Solutions

1. Brute Force

class Solution:
    def findCelebrity(self, n: int) -> int:
        self.n = n
        for i in range(n):
            if self.is_celebrity(i):
                return i
        return -1
    
    def is_celebrity(self, i):
        for j in range(self.n):
            if i == j: continue # Don't ask if they know themselves.
            if knows(i, j) or not knows(j, i):
                return False
        return True

Time & Space Complexity

We don't know what time and space the knows(...) API uses. Because it's not our concern, we'll assume it's O(1) for the purpose of analysing our algorithm.

Time complexity: $O(n^2)$
Space complexity: $O(1)$

Where $n$ is the number of nodes in the graph.

2. Logical Deduction

class Solution:
    def findCelebrity(self, n: int) -> int:
        self.n = n
        celebrity_candidate = 0
        for i in range(1, n):
            if knows(celebrity_candidate, i):
                celebrity_candidate = i
        if self.is_celebrity(celebrity_candidate):
            return celebrity_candidate
        return -1

    def is_celebrity(self, i):
        for j in range(self.n):
            if i == j: continue
            if knows(i, j) or not knows(j, i):
                return False
        return True

Time & Space Complexity

We don't know what time and space the knows(...) API uses. Because it's not our concern, we'll assume it's O(1) for the purpose of analysing our algorithm.

Time complexity: $O(n)$
Space complexity: $O(1)$

Where $n$ is the number of nodes in the graph.

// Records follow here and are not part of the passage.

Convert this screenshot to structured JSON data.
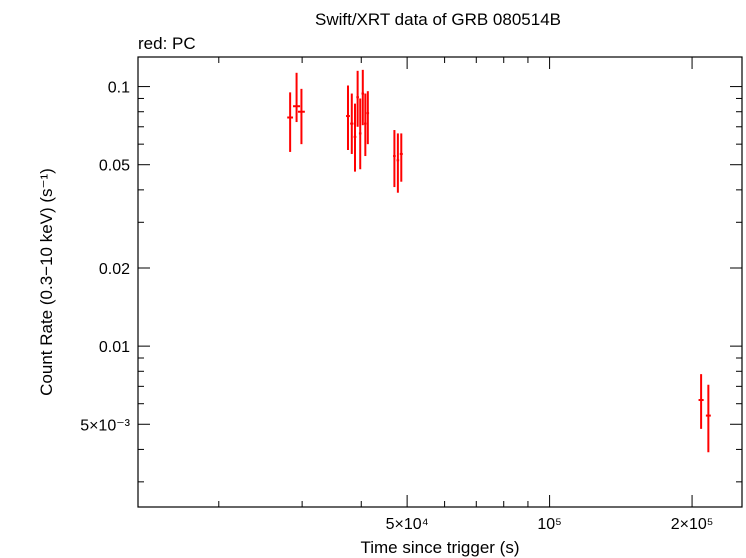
{
  "chart_data": {
    "type": "scatter",
    "title": "Swift/XRT data of GRB 080514B",
    "subtitle": "red: PC",
    "xlabel": "Time since trigger (s)",
    "ylabel": "Count Rate (0.3−10 keV) (s⁻¹)",
    "xscale": "log",
    "yscale": "log",
    "xlim": [
      13500,
      255000
    ],
    "ylim": [
      0.0024,
      0.13
    ],
    "x_tick_labels": [
      "5×10⁴",
      "10⁵",
      "2×10⁵"
    ],
    "y_tick_labels": [
      "0.1",
      "0.05",
      "0.02",
      "0.01",
      "5×10⁻³"
    ],
    "grid": false,
    "series": [
      {
        "color": "#ff0000",
        "points": [
          {
            "x": 28300,
            "y": 0.076,
            "xerr": 400,
            "ylo": 0.056,
            "yhi": 0.095
          },
          {
            "x": 29200,
            "y": 0.084,
            "xerr": 500,
            "ylo": 0.073,
            "yhi": 0.113
          },
          {
            "x": 29900,
            "y": 0.08,
            "xerr": 500,
            "ylo": 0.06,
            "yhi": 0.098
          },
          {
            "x": 37500,
            "y": 0.077,
            "xerr": 350,
            "ylo": 0.057,
            "yhi": 0.101
          },
          {
            "x": 38200,
            "y": 0.072,
            "xerr": 300,
            "ylo": 0.055,
            "yhi": 0.094
          },
          {
            "x": 38800,
            "y": 0.064,
            "xerr": 250,
            "ylo": 0.047,
            "yhi": 0.086
          },
          {
            "x": 39300,
            "y": 0.091,
            "xerr": 250,
            "ylo": 0.07,
            "yhi": 0.115
          },
          {
            "x": 39800,
            "y": 0.066,
            "xerr": 250,
            "ylo": 0.048,
            "yhi": 0.09
          },
          {
            "x": 40300,
            "y": 0.094,
            "xerr": 250,
            "ylo": 0.071,
            "yhi": 0.116
          },
          {
            "x": 40800,
            "y": 0.072,
            "xerr": 250,
            "ylo": 0.054,
            "yhi": 0.094
          },
          {
            "x": 41300,
            "y": 0.079,
            "xerr": 250,
            "ylo": 0.06,
            "yhi": 0.096
          },
          {
            "x": 47000,
            "y": 0.054,
            "xerr": 300,
            "ylo": 0.041,
            "yhi": 0.068
          },
          {
            "x": 47800,
            "y": 0.052,
            "xerr": 300,
            "ylo": 0.039,
            "yhi": 0.066
          },
          {
            "x": 48600,
            "y": 0.055,
            "xerr": 350,
            "ylo": 0.043,
            "yhi": 0.066
          },
          {
            "x": 209000,
            "y": 0.0062,
            "xerr": 2600,
            "ylo": 0.0048,
            "yhi": 0.0078
          },
          {
            "x": 216500,
            "y": 0.0054,
            "xerr": 2600,
            "ylo": 0.0039,
            "yhi": 0.0071
          }
        ]
      }
    ]
  }
}
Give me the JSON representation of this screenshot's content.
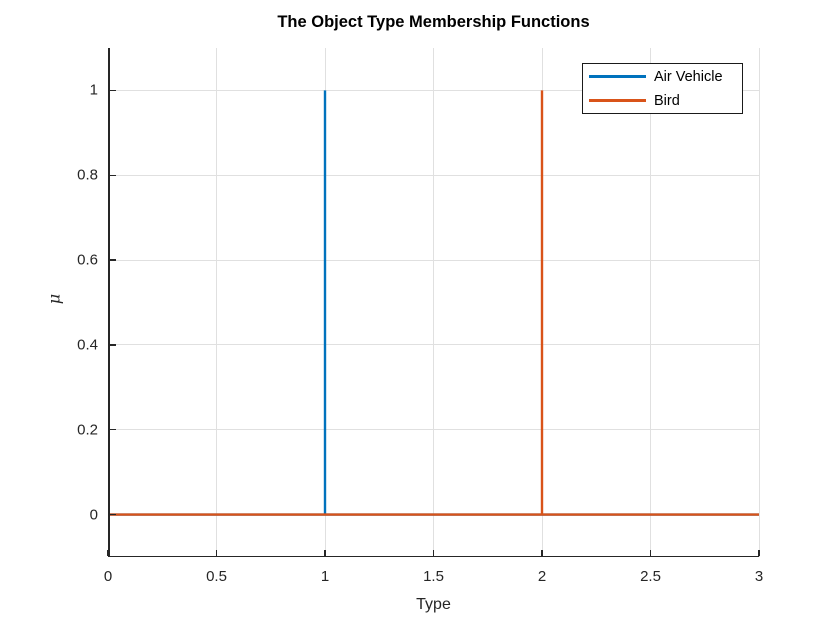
{
  "chart_data": {
    "type": "line",
    "title": "The Object Type Membership Functions",
    "xlabel": "Type",
    "ylabel": "μ",
    "xlim": [
      0,
      3
    ],
    "ylim": [
      -0.1,
      1.1
    ],
    "xticks": [
      0,
      0.5,
      1,
      1.5,
      2,
      2.5,
      3
    ],
    "xtick_labels": [
      "0",
      "0.5",
      "1",
      "1.5",
      "2",
      "2.5",
      "3"
    ],
    "yticks": [
      0,
      0.2,
      0.4,
      0.6,
      0.8,
      1
    ],
    "ytick_labels": [
      "0",
      "0.2",
      "0.4",
      "0.6",
      "0.8",
      "1"
    ],
    "grid": true,
    "box": false,
    "legend_position": "top-right",
    "colors": {
      "axis": "#262626",
      "grid": "#e0e0e0",
      "background": "#ffffff"
    },
    "series": [
      {
        "name": "Air Vehicle",
        "color": "#0072BD",
        "points": [
          [
            0,
            0
          ],
          [
            1,
            0
          ],
          [
            1,
            1
          ],
          [
            1,
            0
          ],
          [
            3,
            0
          ]
        ]
      },
      {
        "name": "Bird",
        "color": "#D95319",
        "points": [
          [
            0,
            0
          ],
          [
            2,
            0
          ],
          [
            2,
            1
          ],
          [
            2,
            0
          ],
          [
            3,
            0
          ]
        ]
      }
    ]
  }
}
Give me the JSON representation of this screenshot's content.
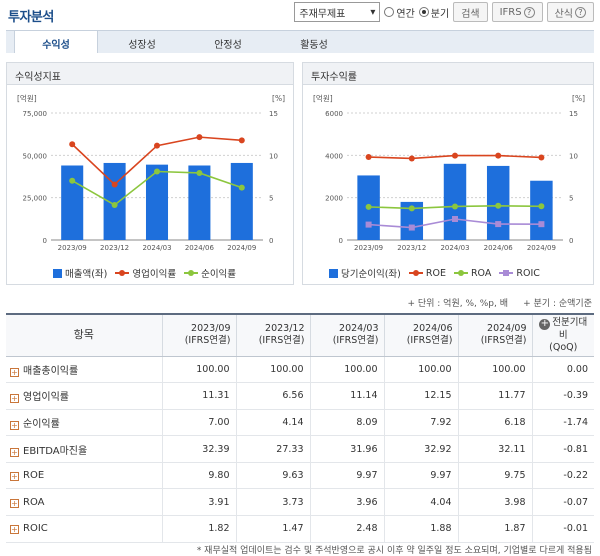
{
  "header": {
    "title": "투자분석",
    "select_value": "주재무제표",
    "radio_annual": "연간",
    "radio_quarter": "분기",
    "search_label": "검색",
    "ifrs_label": "IFRS",
    "formula_label": "산식"
  },
  "tabs": [
    "수익성",
    "성장성",
    "안정성",
    "활동성"
  ],
  "left_panel": {
    "title": "수익성지표"
  },
  "right_panel": {
    "title": "투자수익률"
  },
  "left_chart": {
    "type": "bar",
    "unit_left": "[억원]",
    "unit_right": "[%]",
    "categories": [
      "2023/09",
      "2023/12",
      "2024/03",
      "2024/06",
      "2024/09"
    ],
    "y_left_ticks": [
      "75,000",
      "50,000",
      "25,000",
      "0"
    ],
    "y_right_ticks": [
      "15",
      "10",
      "5",
      "0"
    ],
    "ylim_left": [
      0,
      75000
    ],
    "ylim_right": [
      0,
      15
    ],
    "series": [
      {
        "name": "매출액(좌)",
        "kind": "bar",
        "color": "#1e6fdc",
        "values": [
          44000,
          45500,
          44500,
          44000,
          45500
        ]
      },
      {
        "name": "영업이익률",
        "kind": "line",
        "color": "#d9451f",
        "values": [
          11.31,
          6.56,
          11.14,
          12.15,
          11.77
        ]
      },
      {
        "name": "순이익률",
        "kind": "line",
        "color": "#8cc63e",
        "values": [
          7.0,
          4.14,
          8.09,
          7.92,
          6.18
        ]
      }
    ]
  },
  "right_chart": {
    "type": "bar",
    "unit_left": "[억원]",
    "unit_right": "[%]",
    "categories": [
      "2023/09",
      "2023/12",
      "2024/03",
      "2024/06",
      "2024/09"
    ],
    "y_left_ticks": [
      "6000",
      "4000",
      "2000",
      "0"
    ],
    "y_right_ticks": [
      "15",
      "10",
      "5",
      "0"
    ],
    "ylim_left": [
      0,
      6000
    ],
    "ylim_right": [
      0,
      15
    ],
    "series": [
      {
        "name": "당기순이익(좌)",
        "kind": "bar",
        "color": "#1e6fdc",
        "values": [
          3050,
          1800,
          3600,
          3500,
          2800
        ]
      },
      {
        "name": "ROE",
        "kind": "line",
        "color": "#d9451f",
        "values": [
          9.8,
          9.63,
          9.97,
          9.97,
          9.75
        ]
      },
      {
        "name": "ROA",
        "kind": "line",
        "color": "#8cc63e",
        "values": [
          3.91,
          3.73,
          3.96,
          4.04,
          3.98
        ]
      },
      {
        "name": "ROIC",
        "kind": "line",
        "color": "#a98bd6",
        "values": [
          1.82,
          1.47,
          2.48,
          1.88,
          1.87
        ]
      }
    ]
  },
  "notes": {
    "unit_note": "+ 단위 : 억원, %, %p, 배",
    "period_note": "+ 분기 : 순액기준",
    "footer": "* 재무실적 업데이트는 검수 및 주석반영으로 공시 이후 약 일주일 정도 소요되며, 기업별로 다르게 적용됨"
  },
  "table": {
    "header_item": "항목",
    "periods": [
      {
        "date": "2023/09",
        "basis": "(IFRS연결)"
      },
      {
        "date": "2023/12",
        "basis": "(IFRS연결)"
      },
      {
        "date": "2024/03",
        "basis": "(IFRS연결)"
      },
      {
        "date": "2024/06",
        "basis": "(IFRS연결)"
      },
      {
        "date": "2024/09",
        "basis": "(IFRS연결)"
      }
    ],
    "change_header_1": "전분기대비",
    "change_header_2": "(QoQ)",
    "rows": [
      {
        "label": "매출총이익률",
        "values": [
          "100.00",
          "100.00",
          "100.00",
          "100.00",
          "100.00"
        ],
        "change": "0.00",
        "neg": false
      },
      {
        "label": "영업이익률",
        "values": [
          "11.31",
          "6.56",
          "11.14",
          "12.15",
          "11.77"
        ],
        "change": "-0.39",
        "neg": true
      },
      {
        "label": "순이익률",
        "values": [
          "7.00",
          "4.14",
          "8.09",
          "7.92",
          "6.18"
        ],
        "change": "-1.74",
        "neg": true
      },
      {
        "label": "EBITDA마진율",
        "values": [
          "32.39",
          "27.33",
          "31.96",
          "32.92",
          "32.11"
        ],
        "change": "-0.81",
        "neg": true
      },
      {
        "label": "ROE",
        "values": [
          "9.80",
          "9.63",
          "9.97",
          "9.97",
          "9.75"
        ],
        "change": "-0.22",
        "neg": true
      },
      {
        "label": "ROA",
        "values": [
          "3.91",
          "3.73",
          "3.96",
          "4.04",
          "3.98"
        ],
        "change": "-0.07",
        "neg": true
      },
      {
        "label": "ROIC",
        "values": [
          "1.82",
          "1.47",
          "2.48",
          "1.88",
          "1.87"
        ],
        "change": "-0.01",
        "neg": true
      }
    ]
  }
}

3. Logical Deduction with Caching

from functools import lru_cache

class Solution:
    
    @lru_cache(maxsize=None)
    def cachedKnows(self, a, b):
        return knows(a, b)
    
    def findCelebrity(self, n: int) -> int:
        self.n = n
        celebrity_candidate = 0
        for i in range(1, n):
            if self.cachedKnows(celebrity_candidate, i):
                celebrity_candidate = i
        if self.is_celebrity(celebrity_candidate):
            return celebrity_candidate
        return -1

    def is_celebrity(self, i):
        for j in range(self.n):
            if i == j: continue
            if self.cachedKnows(i, j) or not self.cachedKnows(j, i):
                return False
        return True

Time & Space Complexity

We don't know what time and space the knows(...) API uses. Because it's not our concern, we'll assume it's O(1) for the purpose of analysing our algorithm.

Time complexity: $O(n)$
Space complexity: $O(n)$

Where $n$ is the number of nodes in the graph.